Uncle Castor said whites in Paris cut in front of him at American Express and a woman from Virginia protested that she would not have been forced to share an elevator with him back home. Experts in “muleology” were forever approaching his table and saying to his guests that nice girls didn’t drink with tack heads. The Americans asked, “What do you boys want over here?” or “What do you boys have against the flag?” and the British said, “You, face-ache.”
Buzzy’s mother said that what she liked most about the musicians who came out of Kansas City was that they were all so big and black. I said we had to go.
Buzzy walked us down Capitol Avenue. He jumped on my back. Buzzy had his moments. Once, when I caught a high fly, he got me in a hammerlock and said, “Finally did something for the team.”
I tried to keep an eye on Uncle Castor, in the way you worry that a relative might be giving away money to total strangers. When he wasn’t on the telephone, I knew he was flapping toward Hadrian’s Wall for another discussion with Buzzy’s mother about the times he came back dead tired from the steel mill and played a little Zeg Comfrey or Irving Berlin anyway to please his friends or the kind of music that used to fit a three-minute recording and what sort followed in the era of long-playing records.
I walked back and forth below Buzzy’s hill, just as he used to stake out ours. Buzzy’s mother emerged from the house with a
tonic-and-something to cool her forehead. Uncle Castor followed, still counting on his slender, knotty fingers: Small’s Paradise with Sparky Bearden and the gang in the Dawn Patrol; Jean Patou and linebackers “beating up the watch” in the Buttes. Buzzy brought up the rear, doing the shilly-shally.
One night Buzzy’s mother knocked on our door just before my bedtime.

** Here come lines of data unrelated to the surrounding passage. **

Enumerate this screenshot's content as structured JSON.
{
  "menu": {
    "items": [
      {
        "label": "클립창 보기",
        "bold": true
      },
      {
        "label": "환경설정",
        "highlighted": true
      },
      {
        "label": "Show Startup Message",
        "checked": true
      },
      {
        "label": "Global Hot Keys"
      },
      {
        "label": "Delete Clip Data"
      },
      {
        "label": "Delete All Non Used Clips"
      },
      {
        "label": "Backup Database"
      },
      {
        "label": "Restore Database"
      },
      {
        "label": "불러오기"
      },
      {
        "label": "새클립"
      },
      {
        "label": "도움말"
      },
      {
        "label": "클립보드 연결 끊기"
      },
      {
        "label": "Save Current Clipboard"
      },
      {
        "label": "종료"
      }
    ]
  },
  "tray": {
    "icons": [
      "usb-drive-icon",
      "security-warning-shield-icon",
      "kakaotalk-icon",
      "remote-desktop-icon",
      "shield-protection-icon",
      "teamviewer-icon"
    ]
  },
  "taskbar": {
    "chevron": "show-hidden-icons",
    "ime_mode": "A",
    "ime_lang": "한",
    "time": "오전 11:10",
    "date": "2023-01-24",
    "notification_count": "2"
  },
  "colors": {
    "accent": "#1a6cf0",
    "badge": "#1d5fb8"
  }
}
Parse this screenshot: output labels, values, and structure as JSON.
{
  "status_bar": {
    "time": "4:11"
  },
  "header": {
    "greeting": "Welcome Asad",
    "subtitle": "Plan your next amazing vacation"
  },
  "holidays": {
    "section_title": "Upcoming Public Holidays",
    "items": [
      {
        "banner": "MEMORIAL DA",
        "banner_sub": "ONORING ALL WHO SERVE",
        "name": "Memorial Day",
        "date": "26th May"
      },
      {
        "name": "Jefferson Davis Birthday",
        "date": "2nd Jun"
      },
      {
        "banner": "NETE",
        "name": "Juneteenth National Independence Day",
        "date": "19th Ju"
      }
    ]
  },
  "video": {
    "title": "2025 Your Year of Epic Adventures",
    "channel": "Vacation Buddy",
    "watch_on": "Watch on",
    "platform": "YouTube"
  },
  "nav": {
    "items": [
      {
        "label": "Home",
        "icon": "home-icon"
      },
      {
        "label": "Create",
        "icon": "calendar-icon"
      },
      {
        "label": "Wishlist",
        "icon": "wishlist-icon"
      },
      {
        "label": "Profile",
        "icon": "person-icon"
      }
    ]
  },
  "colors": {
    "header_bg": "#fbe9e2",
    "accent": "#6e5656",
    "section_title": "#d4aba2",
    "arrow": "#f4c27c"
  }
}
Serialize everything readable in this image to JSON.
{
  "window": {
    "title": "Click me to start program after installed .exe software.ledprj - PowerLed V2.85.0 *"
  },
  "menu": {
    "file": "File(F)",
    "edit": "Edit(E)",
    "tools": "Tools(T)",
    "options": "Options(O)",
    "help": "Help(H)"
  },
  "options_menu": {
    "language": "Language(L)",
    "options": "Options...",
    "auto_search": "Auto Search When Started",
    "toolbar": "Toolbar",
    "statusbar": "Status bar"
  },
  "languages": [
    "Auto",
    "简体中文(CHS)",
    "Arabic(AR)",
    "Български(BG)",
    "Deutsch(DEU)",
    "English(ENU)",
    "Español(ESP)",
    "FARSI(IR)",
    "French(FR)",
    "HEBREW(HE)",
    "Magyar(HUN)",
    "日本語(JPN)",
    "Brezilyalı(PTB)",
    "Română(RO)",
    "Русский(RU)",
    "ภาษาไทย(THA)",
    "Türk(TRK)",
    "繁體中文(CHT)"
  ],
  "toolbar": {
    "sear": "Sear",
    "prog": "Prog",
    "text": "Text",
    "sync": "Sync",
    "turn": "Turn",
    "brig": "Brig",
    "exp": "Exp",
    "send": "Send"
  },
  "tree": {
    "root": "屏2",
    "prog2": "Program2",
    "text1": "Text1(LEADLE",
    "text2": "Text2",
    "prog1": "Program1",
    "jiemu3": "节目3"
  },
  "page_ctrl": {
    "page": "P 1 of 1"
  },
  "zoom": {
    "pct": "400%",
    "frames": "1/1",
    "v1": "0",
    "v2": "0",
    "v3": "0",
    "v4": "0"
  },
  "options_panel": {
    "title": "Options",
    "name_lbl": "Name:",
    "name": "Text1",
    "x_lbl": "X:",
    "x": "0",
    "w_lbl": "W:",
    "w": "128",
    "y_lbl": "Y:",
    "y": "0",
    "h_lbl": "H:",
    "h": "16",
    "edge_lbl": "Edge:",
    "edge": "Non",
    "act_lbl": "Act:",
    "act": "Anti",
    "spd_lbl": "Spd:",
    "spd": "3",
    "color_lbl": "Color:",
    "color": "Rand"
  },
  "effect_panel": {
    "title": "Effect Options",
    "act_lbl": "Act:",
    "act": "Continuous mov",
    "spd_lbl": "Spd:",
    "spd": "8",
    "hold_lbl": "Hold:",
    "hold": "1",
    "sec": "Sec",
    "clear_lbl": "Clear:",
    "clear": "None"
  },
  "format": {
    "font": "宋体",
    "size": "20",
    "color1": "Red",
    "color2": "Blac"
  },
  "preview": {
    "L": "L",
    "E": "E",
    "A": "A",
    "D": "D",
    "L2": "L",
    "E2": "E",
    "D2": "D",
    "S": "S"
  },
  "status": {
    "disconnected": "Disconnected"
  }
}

She said she was hunting for Buzzy and then said she had invited Uncle Castor over for an evening of chitterlings but he must have forgotten. The babysitter said she would pass on the message. The sitter came from one of those oviferous families of religious girls who weren’t even allowed radio. She studied Buzzy’s mother, particularly her hair, and never took her hand from the doorknob.
Uncle Castor’s suitcases were packed and he’d gone out with my parents. He’d asked me that afternoon to slip up the street with a note for Buzzy’s mother. I waited to ask permission to go out until the hour I was certain the sitter would refuse me. Buzzy’s mother said she would have called, but she didn’t know our number. She said she was glad Uncle Castor wasn’t sick. I didn’t hear the screen door slam right away and knew I still had a chance to give her the note and say that I was sorry for having forgotten to deliver it, but something held me back.
Later that night I surprised Uncle Castor at his post by the telephone. He quickly picked up a copy of
Ebony
when he heard someone coming. It was the centenary issue of the Emancipation Proclamation that had been carefully preserved under the telephone book. I’d taken a crayon to the face of Frederick Douglass on the cover.
“Bless my soul, you winged me good. I nearly flew.” He uncrossed his legs. “I used to talk like that. I had to. It’s fine not to be one of them. You just can’t let it show.” He turned back to the business in his address book. “Ninety-nine and a half percent won’t do.”